Thursday, December 23, 2010

The Chicken Coop Girl (a short story by D.L. Siluk)



A St. Paul, Minnesota, Neighbourhood Story


The Chicken Coop Girl
((Based on actual experiences of 1961) (a Chick Evens story))





There were a whole bunch of kids in the Gedgley family, three boys and perhaps as many girls of St. Paul, Minnesota, and of the girls the cousin Fanny Kate Gedgley came to live with them, her, and her mother. She became known in the neighborhood that ran from Cayuga Street all along the Cemetery and down Jackson Street to Maryland Avenue, about a good mile and a half—as the Chicken Coop Girl, because in the Gedgley family there was no room for her and her mother to live for the summer of 1961 in the house, so they moved into the chicken coop they had fenced in, alongside of their house, and just across the empty lot was our house, where me and my brother Mike and my mother and grandfather lived.
She became well known in a short period of time. On summer evenings she went up and down our main neighborhood street, Cayuga Street, in the afternoons and near twilight, with a few of her family members—her age, and she was my brother’s age, about sixteen, wearing a light dress—most often—that seemed to stick to her body. She had long straggly brownish hair, thin as a board; watermelon seeds for eyes, and her ears were as thin as potato chips; her skin was pale to dirty light brown.
On almost any weekend evening, she might have been sitting forth on the prowl, so it appeared until she caught my brother’s eye, from which thereafter, she did not return to the likes of the neighborhood boys. She stuck with Mike. It was evident too, if anybody, her adventures in the neighborhood was profitable. Although I was always curious, if that chicken coop would not purchase for her and my brother an endless number of new diseases.

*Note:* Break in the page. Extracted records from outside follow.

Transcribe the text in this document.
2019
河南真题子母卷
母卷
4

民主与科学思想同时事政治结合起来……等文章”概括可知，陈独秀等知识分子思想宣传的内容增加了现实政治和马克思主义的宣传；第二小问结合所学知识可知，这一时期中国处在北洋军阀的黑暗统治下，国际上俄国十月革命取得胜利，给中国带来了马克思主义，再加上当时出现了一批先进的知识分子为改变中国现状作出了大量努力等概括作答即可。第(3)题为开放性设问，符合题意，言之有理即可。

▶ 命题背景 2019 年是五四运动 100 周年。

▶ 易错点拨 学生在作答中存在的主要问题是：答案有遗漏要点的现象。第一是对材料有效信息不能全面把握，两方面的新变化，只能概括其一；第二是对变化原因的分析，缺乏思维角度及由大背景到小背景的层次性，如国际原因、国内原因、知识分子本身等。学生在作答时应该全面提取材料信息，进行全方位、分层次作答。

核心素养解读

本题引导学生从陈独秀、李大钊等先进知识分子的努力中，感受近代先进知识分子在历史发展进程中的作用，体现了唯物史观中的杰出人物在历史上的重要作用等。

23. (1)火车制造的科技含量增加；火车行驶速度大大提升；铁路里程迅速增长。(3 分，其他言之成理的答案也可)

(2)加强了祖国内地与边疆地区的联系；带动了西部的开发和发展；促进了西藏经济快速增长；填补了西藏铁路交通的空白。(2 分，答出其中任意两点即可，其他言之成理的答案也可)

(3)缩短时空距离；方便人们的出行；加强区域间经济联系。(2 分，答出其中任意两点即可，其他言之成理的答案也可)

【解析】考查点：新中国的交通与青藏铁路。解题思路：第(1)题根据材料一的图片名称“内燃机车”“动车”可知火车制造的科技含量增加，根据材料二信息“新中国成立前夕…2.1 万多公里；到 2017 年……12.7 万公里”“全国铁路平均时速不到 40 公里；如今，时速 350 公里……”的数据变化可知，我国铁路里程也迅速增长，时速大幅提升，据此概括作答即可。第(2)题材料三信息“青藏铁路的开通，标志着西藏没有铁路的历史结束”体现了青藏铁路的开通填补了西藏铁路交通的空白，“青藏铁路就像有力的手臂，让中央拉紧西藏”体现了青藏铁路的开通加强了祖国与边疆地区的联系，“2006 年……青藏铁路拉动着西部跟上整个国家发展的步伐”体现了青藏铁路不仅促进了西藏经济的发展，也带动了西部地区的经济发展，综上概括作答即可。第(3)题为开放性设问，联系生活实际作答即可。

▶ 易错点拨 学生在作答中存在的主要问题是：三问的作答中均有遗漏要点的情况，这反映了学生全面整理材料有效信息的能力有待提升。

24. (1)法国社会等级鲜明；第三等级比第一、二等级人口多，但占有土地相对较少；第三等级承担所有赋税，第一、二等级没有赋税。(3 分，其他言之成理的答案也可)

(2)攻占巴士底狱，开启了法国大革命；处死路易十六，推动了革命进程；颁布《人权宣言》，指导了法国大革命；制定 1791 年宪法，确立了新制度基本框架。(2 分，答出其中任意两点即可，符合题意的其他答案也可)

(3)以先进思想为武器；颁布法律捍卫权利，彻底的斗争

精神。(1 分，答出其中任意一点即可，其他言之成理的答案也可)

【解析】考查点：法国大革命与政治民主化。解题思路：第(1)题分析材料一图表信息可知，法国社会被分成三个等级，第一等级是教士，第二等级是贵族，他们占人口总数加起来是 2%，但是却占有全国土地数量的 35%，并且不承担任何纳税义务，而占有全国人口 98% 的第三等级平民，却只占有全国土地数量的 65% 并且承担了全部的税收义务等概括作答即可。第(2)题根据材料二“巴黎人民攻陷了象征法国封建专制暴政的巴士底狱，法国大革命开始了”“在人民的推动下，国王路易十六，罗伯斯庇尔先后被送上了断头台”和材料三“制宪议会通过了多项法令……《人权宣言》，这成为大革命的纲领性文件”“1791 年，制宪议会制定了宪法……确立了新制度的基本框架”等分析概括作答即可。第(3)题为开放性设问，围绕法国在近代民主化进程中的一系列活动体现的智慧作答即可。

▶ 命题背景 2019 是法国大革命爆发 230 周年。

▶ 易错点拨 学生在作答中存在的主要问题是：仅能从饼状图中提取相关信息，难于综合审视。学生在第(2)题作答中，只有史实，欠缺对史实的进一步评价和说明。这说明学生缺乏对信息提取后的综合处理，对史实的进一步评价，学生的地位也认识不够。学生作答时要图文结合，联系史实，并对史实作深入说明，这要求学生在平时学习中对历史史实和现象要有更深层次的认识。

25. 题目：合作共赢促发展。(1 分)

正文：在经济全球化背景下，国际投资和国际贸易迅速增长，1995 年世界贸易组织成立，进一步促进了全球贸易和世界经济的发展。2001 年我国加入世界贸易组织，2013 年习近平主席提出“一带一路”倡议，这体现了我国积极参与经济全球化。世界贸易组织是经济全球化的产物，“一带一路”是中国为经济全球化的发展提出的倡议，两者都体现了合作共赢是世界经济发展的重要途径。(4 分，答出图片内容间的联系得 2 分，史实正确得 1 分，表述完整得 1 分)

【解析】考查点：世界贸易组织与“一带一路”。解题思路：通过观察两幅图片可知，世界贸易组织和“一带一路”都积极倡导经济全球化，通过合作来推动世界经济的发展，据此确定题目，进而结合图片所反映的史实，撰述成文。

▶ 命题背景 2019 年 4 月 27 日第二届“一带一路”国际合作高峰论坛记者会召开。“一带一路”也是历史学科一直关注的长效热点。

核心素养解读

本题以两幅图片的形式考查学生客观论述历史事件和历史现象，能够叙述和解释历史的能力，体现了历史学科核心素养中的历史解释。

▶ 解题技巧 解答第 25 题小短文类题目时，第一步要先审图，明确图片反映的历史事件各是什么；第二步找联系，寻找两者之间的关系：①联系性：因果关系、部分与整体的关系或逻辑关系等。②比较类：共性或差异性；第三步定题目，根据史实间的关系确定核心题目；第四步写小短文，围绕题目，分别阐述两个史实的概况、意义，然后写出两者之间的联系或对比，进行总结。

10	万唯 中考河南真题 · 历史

When summer was over, and Mike had to go back to school, Fanny Kate had quit High School, and was about to move with her mother elsewhere, and her and Mike plunged in there, still clinging to one another, and even marriage came up—the chicken coop girl was spiraled bobbing up and down in the sweet current of the affair. Mike seemingly submerged like a tree with its roots deep into her future.
She may have thought of it as the most beautiful thing she had ever encountered, or perhaps wanted to get married so she’d not have to return to that chicken coop someday—who’s to say, but in any case, somehow it had lost its beauty for Mike, and a few weeks later, it fell under the eyes of my dear mother, who saw the disheveled remains of it, clutched in her obscure woman’s hand, she dismissed it—and assured my brother (not so tenderly), the current was too narrow to survive in.